Mapping abstract values to visual representations is what data visualization is all about, and that’s exactly what D3 scales do. Turning a test score into a column height, or a percentage into an opacity requires translating from one set of possible values to another, and linear scales perform a direct, proportional conversion of inputs to outputs. In this lesson we’ll learn the basic API of D3 scales and how to use them.
One of the most fundamental tasks of data visualization is mapping from abstract data values to a visual representation. What we mean by that is taking something like a test score and converting it into something visual, like a column height, or a color, or an opacity.
The simplest and most straightforward way to do that in D3 is by using a linear scale, which we can do simply by calling d3.scale.linear. A linear scale is a type of continuous scale, which is a scale that takes a continuous input domain and maps it to a continuous output range, while maintaining proportions.
That's admittedly not entirely clear, so let's look at an example. Since we used the example of test scores, we'll set up a domain of zero to 100, representing the range of possible values of scores. We represent this with a two-item array, with zero being the first number, and 100 being the second.
Next, we need to set up the output range, which we'll initially set to just zero and one. This will allow us to essentially normalize any values that get passed into the scale, so that they fall somewhere between zero and one.

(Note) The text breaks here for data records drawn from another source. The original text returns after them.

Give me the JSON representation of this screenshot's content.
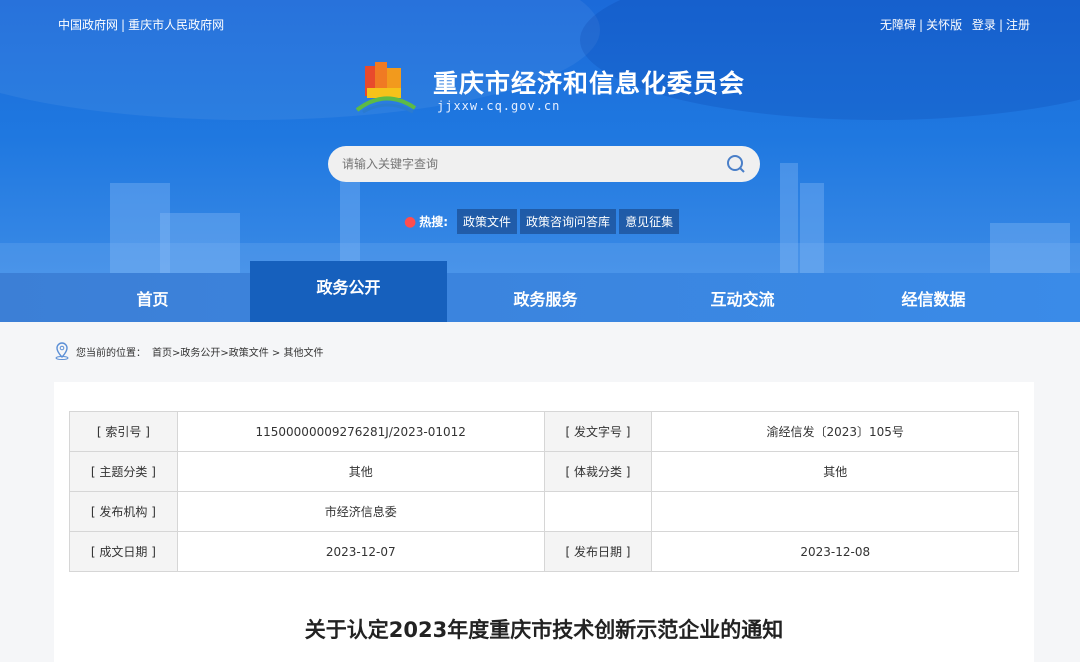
{
  "top_left_links": [
    "中国政府网",
    "重庆市人民政府网"
  ],
  "top_right_links": [
    "无障碍",
    "关怀版",
    "登录",
    "注册"
  ],
  "site": {
    "title": "重庆市经济和信息化委员会",
    "domain": "jjxxw.cq.gov.cn"
  },
  "search": {
    "placeholder": "请输入关键字查询"
  },
  "hot": {
    "label": "热搜:",
    "tags": [
      "政策文件",
      "政策咨询问答库",
      "意见征集"
    ]
  },
  "nav": [
    "首页",
    "政务公开",
    "政务服务",
    "互动交流",
    "经信数据"
  ],
  "breadcrumb": {
    "label": "您当前的位置：",
    "path": "首页>政务公开>政策文件 > 其他文件"
  },
  "meta": [
    [
      "[ 索引号 ]",
      "11500000009276281J/2023-01012",
      "[ 发文字号 ]",
      "渝经信发〔2023〕105号"
    ],
    [
      "[ 主题分类 ]",
      "其他",
      "[ 体裁分类 ]",
      "其他"
    ],
    [
      "[ 发布机构 ]",
      "市经济信息委",
      "",
      ""
    ],
    [
      "[ 成文日期 ]",
      "2023-12-07",
      "[ 发布日期 ]",
      "2023-12-08"
    ]
  ],
  "doc_title": "关于认定2023年度重庆市技术创新示范企业的通知"
}
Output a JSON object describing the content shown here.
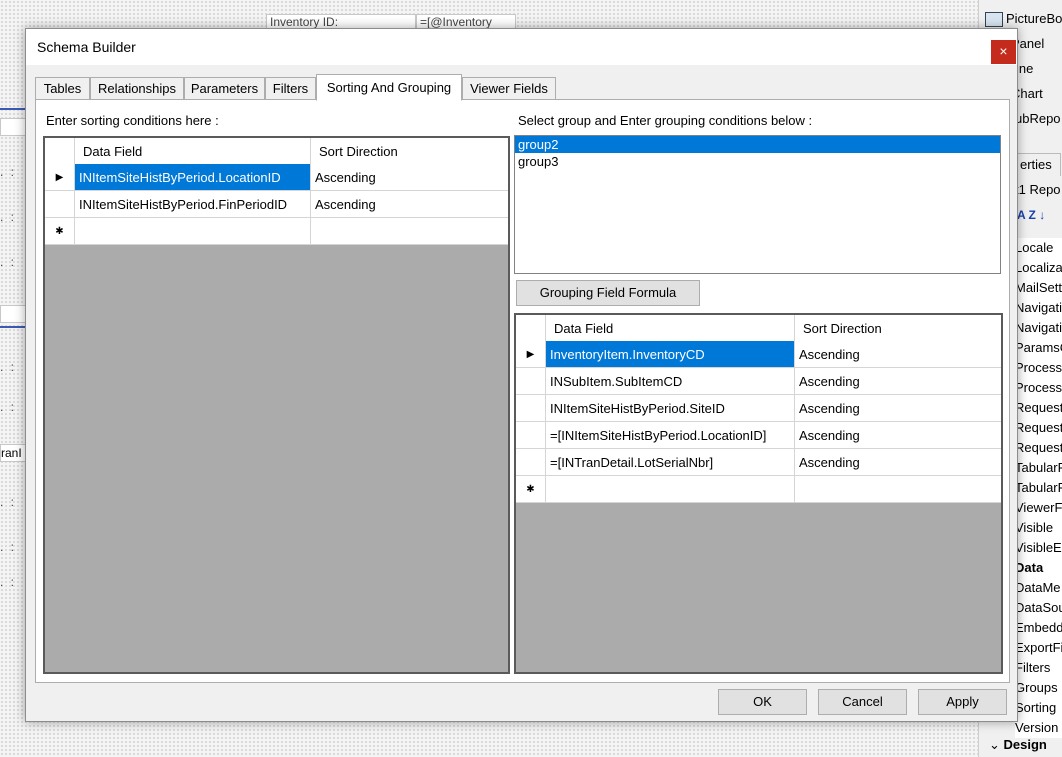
{
  "background": {
    "field_inventory_label": "Inventory ID:",
    "field_inventory_value": "=[@Inventory",
    "left_fragment": "ranI",
    "dots": ". :"
  },
  "right_panel": {
    "toolbox_items": [
      "PictureBo",
      "Panel",
      "ine",
      "Chart",
      "ubRepo"
    ],
    "properties_tab": "erties",
    "object_name": "t1 Repo",
    "sort_icon_label": "A Z ↓",
    "properties": [
      {
        "label": "Locale",
        "category": false
      },
      {
        "label": "Localiza",
        "category": false
      },
      {
        "label": "MailSett",
        "category": false
      },
      {
        "label": "Navigati",
        "category": false
      },
      {
        "label": "Navigati",
        "category": false
      },
      {
        "label": "ParamsC",
        "category": false
      },
      {
        "label": "Process",
        "category": false
      },
      {
        "label": "Process",
        "category": false
      },
      {
        "label": "Request",
        "category": false
      },
      {
        "label": "Request",
        "category": false
      },
      {
        "label": "Request",
        "category": false
      },
      {
        "label": "TabularR",
        "category": false
      },
      {
        "label": "TabularR",
        "category": false
      },
      {
        "label": "ViewerF",
        "category": false
      },
      {
        "label": "Visible",
        "category": false
      },
      {
        "label": "VisibleEx",
        "category": false
      },
      {
        "label": "Data",
        "category": true
      },
      {
        "label": "DataMe",
        "category": false
      },
      {
        "label": "DataSou",
        "category": false
      },
      {
        "label": "Embedd",
        "category": false
      },
      {
        "label": "ExportFi",
        "category": false
      },
      {
        "label": "Filters",
        "category": false
      },
      {
        "label": "Groups",
        "category": false
      },
      {
        "label": "Sorting",
        "category": false
      },
      {
        "label": "Version",
        "category": false
      }
    ],
    "design_category": "Design"
  },
  "dialog": {
    "title": "Schema Builder",
    "close_glyph": "×",
    "tabs": [
      "Tables",
      "Relationships",
      "Parameters",
      "Filters",
      "Sorting And Grouping",
      "Viewer Fields"
    ],
    "active_tab": "Sorting And Grouping",
    "sorting": {
      "label": "Enter sorting conditions here :",
      "columns": [
        "Data Field",
        "Sort Direction"
      ],
      "rows": [
        {
          "field": "INItemSiteHistByPeriod.LocationID",
          "direction": "Ascending"
        },
        {
          "field": "INItemSiteHistByPeriod.FinPeriodID",
          "direction": "Ascending"
        }
      ]
    },
    "grouping": {
      "label": "Select group and Enter grouping conditions below :",
      "groups": [
        "group2",
        "group3"
      ],
      "selected_group": "group2",
      "formula_button": "Grouping Field Formula",
      "columns": [
        "Data Field",
        "Sort Direction"
      ],
      "rows": [
        {
          "field": "InventoryItem.InventoryCD",
          "direction": "Ascending"
        },
        {
          "field": "INSubItem.SubItemCD",
          "direction": "Ascending"
        },
        {
          "field": "INItemSiteHistByPeriod.SiteID",
          "direction": "Ascending"
        },
        {
          "field": "=[INItemSiteHistByPeriod.LocationID]",
          "direction": "Ascending"
        },
        {
          "field": "=[INTranDetail.LotSerialNbr]",
          "direction": "Ascending"
        }
      ]
    },
    "buttons": {
      "ok": "OK",
      "cancel": "Cancel",
      "apply": "Apply"
    }
  },
  "glyphs": {
    "current_row": "▶",
    "new_row": "✱"
  },
  "colors": {
    "selection": "#0078d7",
    "close": "#c42b1c",
    "grid_empty": "#ababab"
  }
}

We can see how this works by passing in an example value and logging out the result. We'll start by passing in a zero, which is obviously a very bad test score. We can see that it gets output as zero. We've passed in the minimum value from our domain, and the output is the minimum value from our output range.

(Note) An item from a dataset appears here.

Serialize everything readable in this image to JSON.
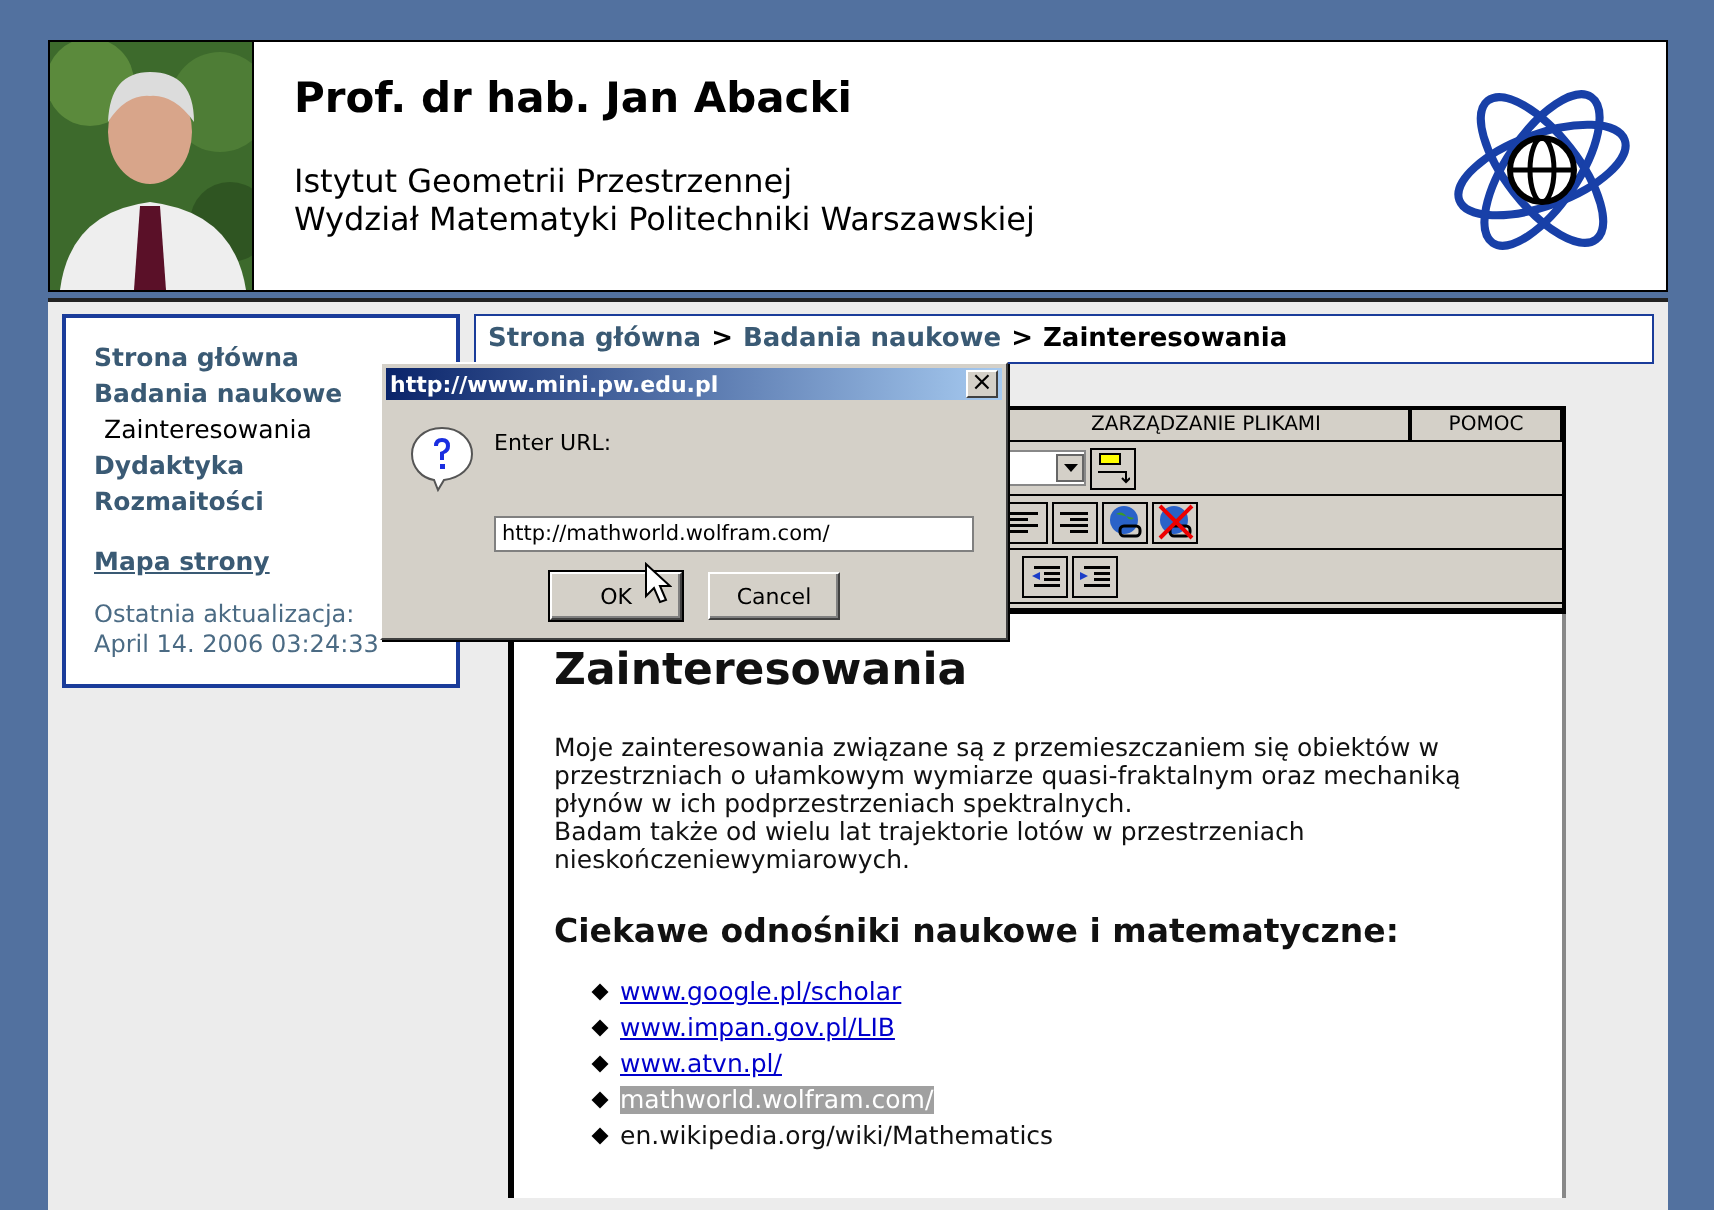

If we were to pass in 100, our maximum value in our domain, we get back one, the maximum value in our output range. To make things complete, we'll also pass in 50, which is obviously the halfway point of our input domain.
You can see we do, in fact, get back 0.5. Everything is proportionally mapped from our input domain to our output range. If we were using this scale to map to something like a column width, our range would be zero to whatever our maximum column width is.
Let's say maybe it's 600. That's the width of our chart. If we change our output range here and save this, we can now see that the same input values get mapped to zero, 300, and 600, which is what we would expect, given a full range of zero to 600 as our possibilities.
The maximum value in our domain gets mapped to the maximum value in our output range again, and the same thing with the midpoint value. Now, what if somebody got extra credit on their test, so instead of 100, they got 105?
If we log that out, we can see that that actually maps to 630, which if our chart is only 600 pixels wide, using that value is going to cause a problem. Sometimes, we'll need to use the clamp method of the scale.
If we set clamp to true and then rerun our example, you can see that 105 still gets mapped to 600, because we've clamped the maximum output of the scale. Clamping also works for the minimum. If somehow, somebody got a -20 on the test, we're still just going to show a bar that has no width rather than a negative width, which obviously is impossible.
The last thing to show is that you can go in reverse. While we've been providing values from our domain and mapping them to our range, we can go in the opposite direction by using the invert method. If we say linearscale.invert and pass in 300, that'll get mapped back to 50 from our input domain.